Our Darwin problem matters for two reasons. First, it threatens the future of American scientific leadership in an increasingly competitive world. Convince enough young Americans that science is a close-minded system with a particular cultural and political agenda, and we will cede leadership to emerging countries that don’t share our Darwin hang-ups, and see science as the wave of the future. If you doubt this is happening today, look at the graduate programs of America’s research universities, still the greatest in the world. Increasingly, they are filled with bright, eager, creative students from around the world, taking places that American students just don’t seem interested in filling. Once trained, they will become the scientists of the future, while more and more of our own students have been persuaded that science has nothing to offer them. If this doesn’t change, scientific discovery will increasingly become something that happens elsewhere.

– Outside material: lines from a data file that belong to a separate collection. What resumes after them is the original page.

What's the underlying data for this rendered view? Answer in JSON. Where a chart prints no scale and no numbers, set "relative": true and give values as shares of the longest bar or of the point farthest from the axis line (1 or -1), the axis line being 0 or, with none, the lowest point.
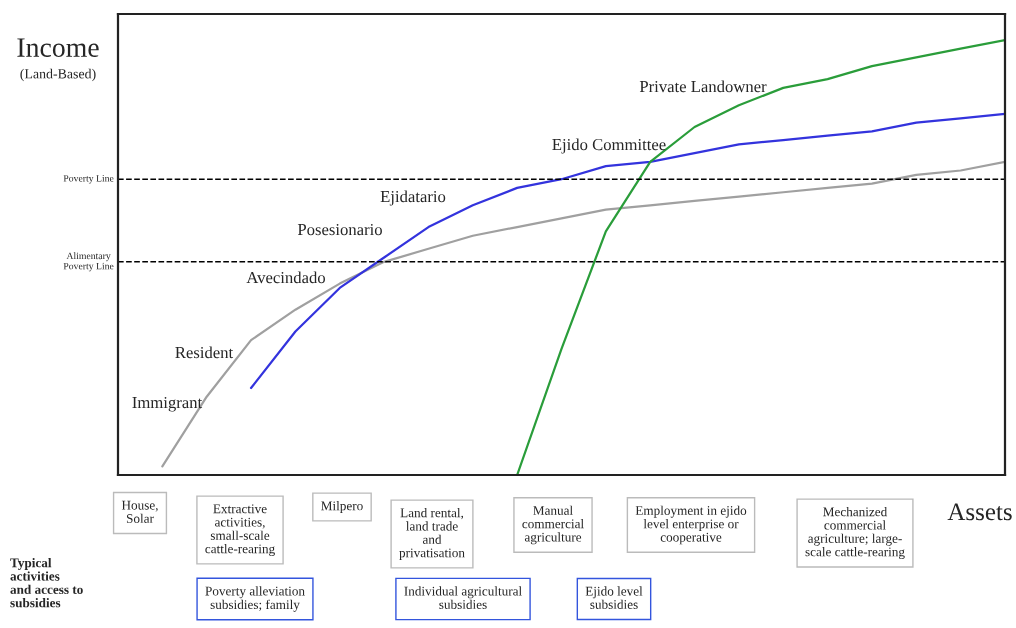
{
  "chart_data": {
    "type": "line",
    "relative": true,
    "ylabel": "Income",
    "xlabel": "Assets",
    "categories": [
      null,
      null,
      null,
      null,
      null,
      null,
      null,
      null,
      null,
      null,
      null,
      null,
      null,
      null,
      null,
      null,
      null,
      null,
      null,
      null,
      null
    ],
    "series": [
      {
        "color": "#a0a0a0",
        "values": [
          null,
          0.02,
          0.18,
          0.31,
          0.38,
          0.44,
          0.49,
          0.52,
          0.55,
          0.57,
          0.59,
          0.61,
          0.62,
          0.63,
          0.64,
          0.65,
          0.66,
          0.67,
          0.69,
          0.7,
          0.72
        ]
      },
      {
        "color": "#3333dd",
        "values": [
          null,
          null,
          null,
          0.2,
          0.33,
          0.43,
          0.5,
          0.57,
          0.62,
          0.66,
          0.68,
          0.71,
          0.72,
          0.74,
          0.76,
          0.77,
          0.78,
          0.79,
          0.81,
          0.82,
          0.83
        ]
      },
      {
        "color": "#2a9d3a",
        "values": [
          null,
          null,
          null,
          null,
          null,
          null,
          null,
          null,
          null,
          0.0,
          0.29,
          0.56,
          0.72,
          0.8,
          0.85,
          0.89,
          0.91,
          0.94,
          0.96,
          0.98,
          1.0
        ]
      }
    ],
    "ref_lines": [
      {
        "axis": "y",
        "value": 0.68,
        "label": "Poverty Line",
        "color": "#000000",
        "line_style": "dashed"
      },
      {
        "axis": "y",
        "value": 0.49,
        "label": "Alimentary\nPoverty Line",
        "color": "#000000",
        "line_style": "dashed"
      }
    ],
    "annotations": [
      "Immigrant",
      "Resident",
      "Avecindado",
      "Posesionario",
      "Ejidatario",
      "Ejido Committee",
      "Private Landowner",
      "(Land-Based)",
      "House,\nSolar",
      "Extractive\nactivities,\nsmall-scale\ncattle-rearing",
      "Milpero",
      "Land rental,\nland trade\nand\nprivatisation",
      "Manual\ncommercial\nagriculture",
      "Employment in ejido\nlevel enterprise or\ncooperative",
      "Mechanized\ncommercial\nagriculture; large-\nscale cattle-rearing",
      "Poverty alleviation\nsubsidies; family",
      "Individual agricultural\nsubsidies",
      "Ejido level\nsubsidies",
      "Typical\nactivities\nand access to\nsubsidies"
    ],
    "line_style": "solid",
    "marker": "none"
  }
}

Second, and in my view just as important, our problem with science constrains and narrows our views and vision of the world. My personal concern for those who hold that view isn’t just that they are wrong on science, wrong about the nature of the evidence, and mistaken on a fundamental point of biology. It’s that they are missing something grand and beautiful and personally enriching.
Evolution isn’t just a story about where we came from. It’s an epic at the center of life itself. Far from robbing our lives of meaning, it instills an appreciation for the beautiful, enduring, and ultimately triumphant fabric of life that covers our planet. Understanding that doesn’t demean human life — it enhances it. We may be animals, but we are not just animals. We are the only ones who can truly appreciate, as Darwin put it, that there is “grandeur in this view of life,” and indeed there is. To accept evolution isn’t just to acknowledge the obvious — that the evidence behind it is overwhelming — it is to open one’s eyes to the endless beauty that life has generated and continues to produce. It is to become a knowing participant, in the truest sense, in the living world of which we are all a part.